Mario Vargas Llosa .... kesinlikle tavsiye edebileceğim bir yazar....

1 Mart 2013 Cuma

kitap- İstanbullular- Buket UZUNER



Kitapta sonradan İstanbullu, yedi göbek İstanbullu bir sürü insanın Atatürk havalimanında kesişen ya da birbirine teğet geçen hayatlarının hikayesi anlatılıyor.


Belgin  ve Ayhan birbirlerinde aşkı yeniden bulmuş ama aşka hala güvenemeyen iki insan.
Kete,  Belgin'in dadısı, manevi annesi , her şeyi...

Mehmet Emin , Belginin gençlik aşkı ve ilk kocası, ilk hayal kırıklığı. genç kızları kullanmakta üstüne olmayan kültürlü, zengin, başarılı ama mutsuz çok mutsuz  bir iş adamı...
Tijen  Mehmet Eminin yeni avı ya da avcısı...

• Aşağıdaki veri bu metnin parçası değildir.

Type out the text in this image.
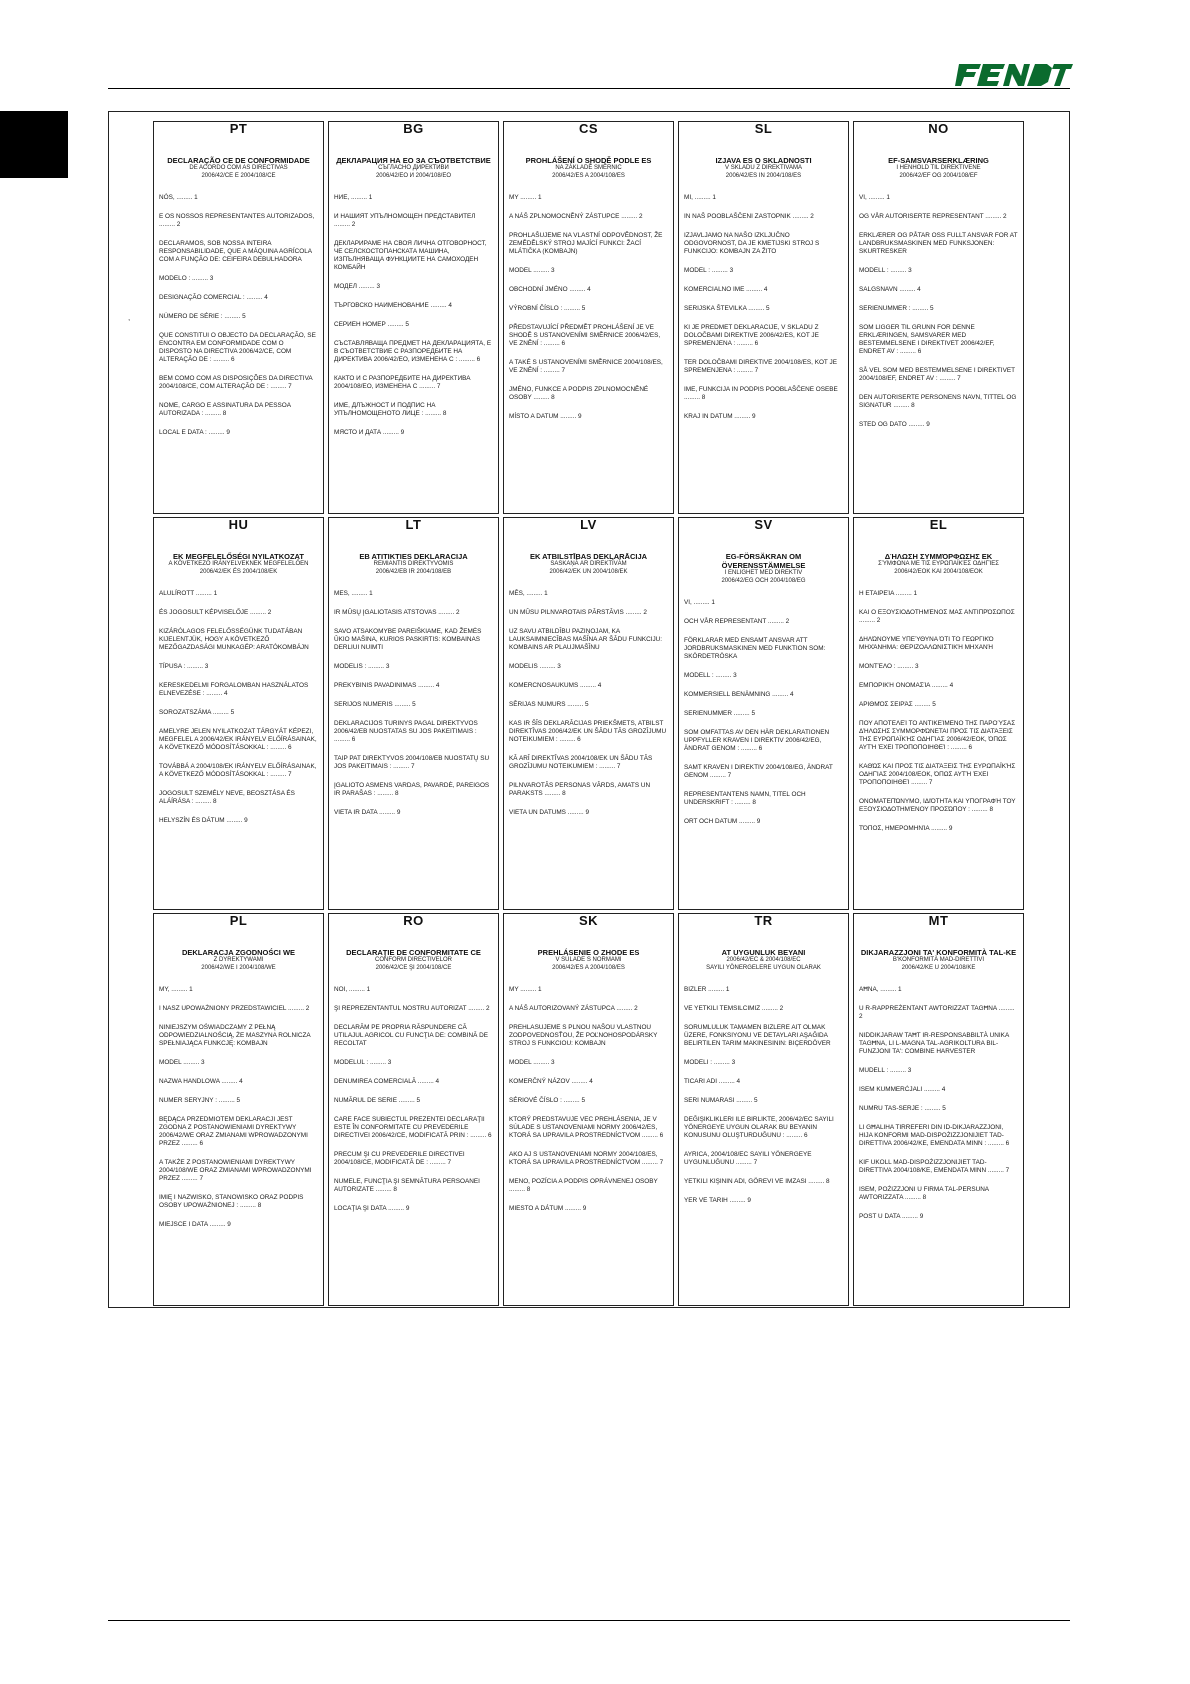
PT
DECLARAÇÃO CE DE CONFORMIDADE
DE ACORDO COM AS DIRECTIVAS
2006/42/CE E 2004/108/CE
NÓS, ......... 1
E OS NOSSOS REPRESENTANTES AUTORIZADOS, ......... 2
DECLARAMOS, SOB NOSSA INTEIRA RESPONSABILIDADE, QUE A MÁQUINA AGRÍCOLA COM A FUNÇÃO DE: CEIFEIRA DEBULHADORA
MODELO : ......... 3
DESIGNAÇÃO COMERCIAL : ......... 4
NÚMERO DE SÉRIE : ......... 5
QUE CONSTITUI O OBJECTO DA DECLARAÇÃO, SE ENCONTRA EM CONFORMIDADE COM O DISPOSTO NA DIRECTIVA 2006/42/CE, COM ALTERAÇÃO DE : ......... 6
BEM COMO COM AS DISPOSIÇÕES DA DIRECTIVA 2004/108/CE, COM ALTERAÇÃO DE : ......... 7
NOME, CARGO E ASSINATURA DA PESSOA AUTORIZADA : ......... 8
LOCAL E DATA : ......... 9
BG
ДЕКЛАРАЦИЯ НА ЕО ЗА СЪОТВЕТСТВИЕ
СЪГЛАСНО ДИРЕКТИВИ
2006/42/ЕО И 2004/108/ЕО
НИЕ, ......... 1
И НАШИЯТ УПЪЛНОМОЩЕН ПРЕДСТАВИТЕЛ ......... 2
ДЕКЛАРИРАМЕ НА СВОЯ ЛИЧНА ОТГОВОРНОСТ, ЧЕ СЕЛСКОСТОПАНСКАТА МАШИНА, ИЗПЪЛНЯВАЩА ФУНКЦИИТЕ НА САМОХОДЕН КОМБАЙН
МОДЕЛ ......... 3
ТЪРГОВСКО НАИМЕНОВАНИЕ ......... 4
СЕРИЕН НОМЕР ......... 5
СЪСТАВЛЯВАЩА ПРЕДМЕТ НА ДЕКЛАРАЦИЯТА, Е В СЪОТВЕТСТВИЕ С РАЗПОРЕДБИТЕ НА ДИРЕКТИВА 2006/42/ЕО, ИЗМЕНЕНА С : ......... 6
КАКТО И С РАЗПОРЕДБИТЕ НА ДИРЕКТИВА 2004/108/ЕО, ИЗМЕНЕНА С ......... 7
ИМЕ, ДЛЪЖНОСТ И ПОДПИС НА УПЪЛНОМОЩЕНОТО ЛИЦЕ : ......... 8
МЯСТО И ДАТА ......... 9
CS
PROHLÁŠENÍ O SHODĚ PODLE ES
NA ZÁKLADĚ SMĚRNIC
2006/42/ES A 2004/108/ES
MY ......... 1
A NÁŠ ZPLNOMOCNĚNÝ ZÁSTUPCE ......... 2
PROHLAŠUJEME NA VLASTNÍ ODPOVĚDNOST, ŽE ZEMĚDĚLSKÝ STROJ MAJÍCÍ FUNKCI: ŽACÍ MLÁTIČKA (KOMBAJN)
MODEL ......... 3
OBCHODNÍ JMÉNO ......... 4
VÝROBNÍ ČÍSLO : ......... 5
PŘEDSTAVUJÍCÍ PŘEDMĚT PROHLÁŠENÍ JE VE SHODĚ S USTANOVENÍMI SMĚRNICE 2006/42/ES, VE ZNĚNÍ : ......... 6
A TAKÉ S USTANOVENÍMI SMĚRNICE 2004/108/ES, VE ZNĚNÍ : ......... 7
JMÉNO, FUNKCE A PODPIS ZPLNOMOCNĚNÉ OSOBY ......... 8
MÍSTO A DATUM ......... 9
SL
IZJAVA ES O SKLADNOSTI
V SKLADU Z DIREKTIVAMA
2006/42/ES IN 2004/108/ES
MI, ......... 1
IN NAŠ POOBLAŠČENI ZASTOPNIK ......... 2
IZJAVLJAMO NA NAŠO IZKLJUČNO ODGOVORNOST, DA JE KMETIJSKI STROJ S FUNKCIJO: KOMBAJN ZA ŽITO
MODEL : ......... 3
KOMERCIALNO IME ......... 4
SERIJSKA ŠTEVILKA ......... 5
KI JE PREDMET DEKLARACIJE, V SKLADU Z DOLOČBAMI DIREKTIVE 2006/42/ES, KOT JE SPREMENJENA : ......... 6
TER DOLOČBAMI DIREKTIVE 2004/108/ES, KOT JE SPREMENJENA : ......... 7
IME, FUNKCIJA IN PODPIS POOBLAŠČENE OSEBE ......... 8
KRAJ IN DATUM ......... 9
NO
EF-SAMSVARSERKLÆRING
I HENHOLD TIL DIREKTIVENE
2006/42/EF OG 2004/108/EF
VI, ......... 1
OG VÅR AUTORISERTE REPRESENTANT ......... 2
ERKLÆRER OG PÅTAR OSS FULLT ANSVAR FOR AT LANDBRUKSMASKINEN MED FUNKSJONEN: SKURTRESKER
MODELL : ......... 3
SALGSNAVN ......... 4
SERIENUMMER : ......... 5
SOM LIGGER TIL GRUNN FOR DENNE ERKLÆRINGEN, SAMSVARER MED BESTEMMELSENE I DIREKTIVET 2006/42/EF, ENDRET AV : ......... 6
SÅ VEL SOM MED BESTEMMELSENE I DIREKTIVET 2004/108/EF, ENDRET AV : ......... 7
DEN AUTORISERTE PERSONENS NAVN, TITTEL OG SIGNATUR ......... 8
STED OG DATO ......... 9
HU
EK MEGFELELŐSÉGI NYILATKOZAT
A KÖVETKEZŐ IRÁNYELVEKNEK MEGFELELŐEN
2006/42/EK ÉS 2004/108/EK
ALULÍROTT ......... 1
ÉS JOGOSULT KÉPVISELŐJE ......... 2
KIZÁRÓLAGOS FELELŐSSÉGÜNK TUDATÁBAN KIJELENTJÜK, HOGY A KÖVETKEZŐ MEZŐGAZDASÁGI MUNKAGÉP: ARATÓKOMBÁJN
TÍPUSA : ......... 3
KERESKEDELMI FORGALOMBAN HASZNÁLATOS ELNEVEZÉSE : ......... 4
SOROZATSZÁMA ......... 5
AMELYRE JELEN NYILATKOZAT TÁRGYÁT KÉPEZI, MEGFELEL A 2006/42/EK IRÁNYELV ELŐÍRÁSAINAK, A KÖVETKEZŐ MÓDOSÍTÁSOKKAL : ......... 6
TOVÁBBÁ A 2004/108/EK IRÁNYELV ELŐÍRÁSAINAK, A KÖVETKEZŐ MÓDOSÍTÁSOKKAL : ......... 7
JOGOSULT SZEMÉLY NEVE, BEOSZTÁSA ÉS ALÁÍRÁSA : ......... 8
HELYSZÍN ÉS DÁTUM ......... 9
LT
EB ATITIKTIES DEKLARACIJA
REMIANTIS DIREKTYVOMIS
2006/42/EB IR 2004/108/EB
MES, ......... 1
IR MŪSŲ ĮGALIOTASIS ATSTOVAS ......... 2
SAVO ATSAKOMYBE PAREIŠKIAME, KAD ŽEMĖS ŪKIO MAŠINA, KURIOS PASKIRTIS: KOMBAINAS DERLIUI NUIMTI
MODELIS : ......... 3
PREKYBINIS PAVADINIMAS ......... 4
SERIJOS NUMERIS ......... 5
DEKLARACIJOS TURINYS PAGAL DIREKTYVOS 2006/42/EB NUOSTATAS SU JOS PAKEITIMAIS : ......... 6
TAIP PAT DIREKTYVOS 2004/108/EB NUOSTATŲ SU JOS PAKEITIMAIS : ......... 7
ĮGALIOTO ASMENS VARDAS, PAVARDĖ, PAREIGOS IR PARAŠAS : ......... 8
VIETA IR DATA ......... 9
LV
EK ATBILSTĪBAS DEKLARĀCIJA
SASKAŅĀ AR DIREKTĪVĀM
2006/42/EK UN 2004/108/EK
MĒS, ......... 1
UN MŪSU PILNVAROTAIS PĀRSTĀVIS ......... 2
UZ SAVU ATBILDĪBU PAZIŅOJAM, KA LAUKSAIMNIECĪBAS MAŠĪNA AR ŠĀDU FUNKCIJU: KOMBAINS AR PLAUJMAŠĪNU
MODELIS ......... 3
KOMERCNOSAUKUMS ......... 4
SĒRIJAS NUMURS ......... 5
KAS IR ŠĪS DEKLARĀCIJAS PRIEKŠMETS, ATBILST DIREKTĪVAS 2006/42/EK UN ŠĀDU TĀS GROZĪJUMU NOTEIKUMIEM : ......... 6
KĀ ARĪ DIREKTĪVAS 2004/108/EK UN ŠĀDU TĀS GROZĪJUMU NOTEIKUMIEM : ......... 7
PILNVAROTĀS PERSONAS VĀRDS, AMATS UN PARAKSTS ......... 8
VIETA UN DATUMS ......... 9
SV
EG-FÖRSÄKRAN OM ÖVERENSSTÄMMELSE
I ENLIGHET MED DIREKTIV
2006/42/EG OCH 2004/108/EG
VI, ......... 1
OCH VÅR REPRESENTANT ......... 2
FÖRKLARAR MED ENSAMT ANSVAR ATT JORDBRUKSMASKINEN MED FUNKTION SOM: SKÖRDETRÖSKA
MODELL : ......... 3
KOMMERSIELL BENÄMNING ......... 4
SERIENUMMER ......... 5
SOM OMFATTAS AV DEN HÄR DEKLARATIONEN UPPFYLLER KRAVEN I DIREKTIV 2006/42/EG, ÄNDRAT GENOM : ......... 6
SAMT KRAVEN I DIREKTIV 2004/108/EG, ÄNDRAT GENOM ......... 7
REPRESENTANTENS NAMN, TITEL OCH UNDERSKRIFT : ......... 8
ORT OCH DATUM ......... 9
EL
ΔΉΛΩΣΗ ΣΥΜΜΌΡΦΩΣΗΣ ΕΚ
ΣΎΜΦΩΝΑ ΜΕ ΤΙΣ ΕΥΡΩΠΑΪΚΈΣ ΟΔΗΓΊΕΣ
2006/42/ΕΟΚ ΚΑΙ 2004/108/ΕΟΚ
Η ΕΤΑΙΡΕΊΑ ......... 1
ΚΑΙ Ο ΕΞΟΥΣΙΟΔΟΤΗΜΈΝΟΣ ΜΑΣ ΑΝΤΙΠΡΌΣΩΠΟΣ ......... 2
ΔΗΛΏΝΟΥΜΕ ΥΠΕΎΘΥΝΑ ΌΤΙ ΤΟ ΓΕΩΡΓΙΚΌ ΜΗΧΆΝΗΜΑ: ΘΕΡΙΖΟΑΛΩΝΙΣΤΙΚΉ ΜΗΧΑΝΉ
ΜΟΝΤΈΛΟ : ......... 3
ΕΜΠΟΡΙΚΉ ΟΝΟΜΑΣΊΑ ......... 4
ΑΡΙΘΜΌΣ ΣΕΙΡΆΣ ......... 5
ΠΟΥ ΑΠΟΤΕΛΕΊ ΤΟ ΑΝΤΙΚΕΊΜΕΝΟ ΤΗΣ ΠΑΡΟΎΣΑΣ ΔΉΛΩΣΗΣ ΣΥΜΜΟΡΦΏΝΕΤΑΙ ΠΡΟΣ ΤΙΣ ΔΙΑΤΆΞΕΙΣ ΤΗΣ ΕΥΡΩΠΑΪΚΉΣ ΟΔΗΓΊΑΣ 2006/42/ΕΟΚ, ΌΠΩΣ ΑΥΤΉ ΈΧΕΙ ΤΡΟΠΟΠΟΙΗΘΕΊ : ......... 6
ΚΑΘΏΣ ΚΑΙ ΠΡΟΣ ΤΙΣ ΔΙΑΤΆΞΕΙΣ ΤΗΣ ΕΥΡΩΠΑΪΚΉΣ ΟΔΗΓΊΑΣ 2004/108/ΕΟΚ, ΌΠΩΣ ΑΥΤΉ ΈΧΕΙ ΤΡΟΠΟΠΟΙΗΘΕΊ ......... 7
ΟΝΟΜΑΤΕΠΏΝΥΜΟ, ΙΔΙΌΤΗΤΑ ΚΑΙ ΥΠΟΓΡΑΦΉ ΤΟΥ ΕΞΟΥΣΙΟΔΟΤΗΜΈΝΟΥ ΠΡΟΣΏΠΟΥ : ......... 8
ΤΌΠΟΣ, ΗΜΕΡΟΜΗΝΊΑ ......... 9
PL
DEKLARACJA ZGODNOŚCI WE
Z DYREKTYWAMI
2006/42/WE I 2004/108/WE
MY, ......... 1
I NASZ UPOWAŻNIONY PRZEDSTAWICIEL ......... 2
NINIEJSZYM OŚWIADCZAMY Z PEŁNĄ ODPOWIEDZIALNOŚCIĄ, ŻE MASZYNA ROLNICZA SPEŁNIAJĄCA FUNKCJĘ: KOMBAJN
MODEL ......... 3
NAZWA HANDLOWA ......... 4
NUMER SERYJNY : ......... 5
BĘDĄCA PRZEDMIOTEM DEKLARACJI JEST ZGODNA Z POSTANOWIENIAMI DYREKTYWY 2006/42/WE ORAZ ZMIANAMI WPROWADZONYMI PRZEZ ......... 6
A TAKŻE Z POSTANOWIENIAMI DYREKTYWY 2004/108/WE ORAZ ZMIANAMI WPROWADZONYMI PRZEZ ......... 7
IMIĘ I NAZWISKO, STANOWISKO ORAZ PODPIS OSOBY UPOWAŻNIONEJ : ......... 8
MIEJSCE I DATA ......... 9
RO
DECLARAŢIE DE CONFORMITATE CE
CONFORM DIRECTIVELOR
2006/42/CE ŞI 2004/108/CE
NOI, ......... 1
ŞI REPREZENTANTUL NOSTRU AUTORIZAT ......... 2
DECLARĂM PE PROPRIA RĂSPUNDERE CĂ UTILAJUL AGRICOL CU FUNCŢIA DE: COMBINĂ DE RECOLTAT
MODELUL : ......... 3
DENUMIREA COMERCIALĂ ......... 4
NUMĂRUL DE SERIE ......... 5
CARE FACE SUBIECTUL PREZENTEI DECLARAŢII ESTE ÎN CONFORMITATE CU PREVEDERILE DIRECTIVEI 2006/42/CE, MODIFICATĂ PRIN : ......... 6
PRECUM ŞI CU PREVEDERILE DIRECTIVEI 2004/108/CE, MODIFICATĂ DE : ......... 7
NUMELE, FUNCŢIA ŞI SEMNĂTURA PERSOANEI AUTORIZATE ......... 8
LOCAŢIA ŞI DATA ......... 9
SK
PREHLÁSENIE O ZHODE ES
V SÚLADE S NORMAMI
2006/42/ES A 2004/108/ES
MY ......... 1
A NÁŠ AUTORIZOVANÝ ZÁSTUPCA ......... 2
PREHLASUJEME S PLNOU NAŠOU VLASTNOU ZODPOVEDNOSŤOU, ŽE POĽNOHOSPODÁRSKY STROJ S FUNKCIOU: KOMBAJN
MODEL ......... 3
KOMERČNÝ NÁZOV ......... 4
SÉRIOVÉ ČÍSLO : ......... 5
KTORÝ PREDSTAVUJE VEC PREHLÁSENIA, JE V SÚLADE S USTANOVENIAMI NORMY 2006/42/ES, KTORÁ SA UPRAVILA PROSTREDNÍCTVOM ......... 6
AKO AJ S USTANOVENIAMI NORMY 2004/108/ES, KTORÁ SA UPRAVILA PROSTREDNÍCTVOM ......... 7
MENO, POZÍCIA A PODPIS OPRÁVNENEJ OSOBY ......... 8
MIESTO A DÁTUM ......... 9
TR
AT UYGUNLUK BEYANI
2006/42/EC & 2004/108/EC
SAYILI YÖNERGELERE UYGUN OLARAK
BIZLER ......... 1
VE YETKILI TEMSILCIMIZ ......... 2
SORUMLULUK TAMAMEN BIZLERE AIT OLMAK ÜZERE, FONKSIYONU VE DETAYLARI AŞAĞIDA BELIRTILEN TARIM MAKINESININ: BIÇERDÖVER
MODELI : ......... 3
TICARI ADI ......... 4
SERI NUMARASI ......... 5
DEĞIŞIKLIKLERI ILE BIRLIKTE, 2006/42/EC SAYILI YÖNERGEYE UYGUN OLARAK BU BEYANIN KONUSUNU OLUŞTURDUĞUNU : ......... 6
AYRICA, 2004/108/EC SAYILI YÖNERGEYE UYGUNLUĞUNU ......... 7
YETKILI KIŞININ ADI, GÖREVI VE IMZASI ......... 8
YER VE TARIH ......... 9
MT
DIKJARAZZJONI TA' KONFORMITÀ TAL-KE
B'KONFORMITÀ MAD-DIRETTIVI
2006/42/KE U 2004/108/KE
AĦNA, ......... 1
U R-RAPPREŻENTANT AWTORIZZAT TAGĦNA ......... 2
NIDDIKJARAW TAĦT IR-RESPONSABBILTÀ UNIKA TAGĦNA, LI L-MAGNA TAL-AGRIKOLTURA BIL-FUNZJONI TA': COMBINE HARVESTER
MUDELL : ......... 3
ISEM KUMMERĊJALI ......... 4
NUMRU TAS-SERJE : ......... 5
LI GĦALIHA TIRREFERI DIN ID-DIKJARAZZJONI, HIJA KONFORMI MAD-DISPOŻIZZJONIJIET TAD-DIRETTIVA 2006/42/KE, EMENDATA MINN : ......... 6
KIF UKOLL MAD-DISPOŻIZZJONIJIET TAD-DIRETTIVA 2004/108/KE, EMENDATA MINN ......... 7
ISEM, POŻIZZJONI U FIRMA TAL-PERSUNA AWTORIZZATA ......... 8
POST U DATA ......... 9
,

İstanbulda azınlık, yurt dışında asimile olmakla suçlanan bir türlü hiç bir yere kendini kabul ettiremeyen levantenler,  Anadolunun çeşitli yerlerinden gelmiş ama kendini artık İstanbullu sayan insanlar...
bir sürü hayat hikayesi var kitapta.


Buket Uzuner'in yer yer didaktik olmaya çalışan dili ilk başlarda beni rahatsız etse de hikayenin içine girdiğimde okuması keyifli bir kitap oldu benim için.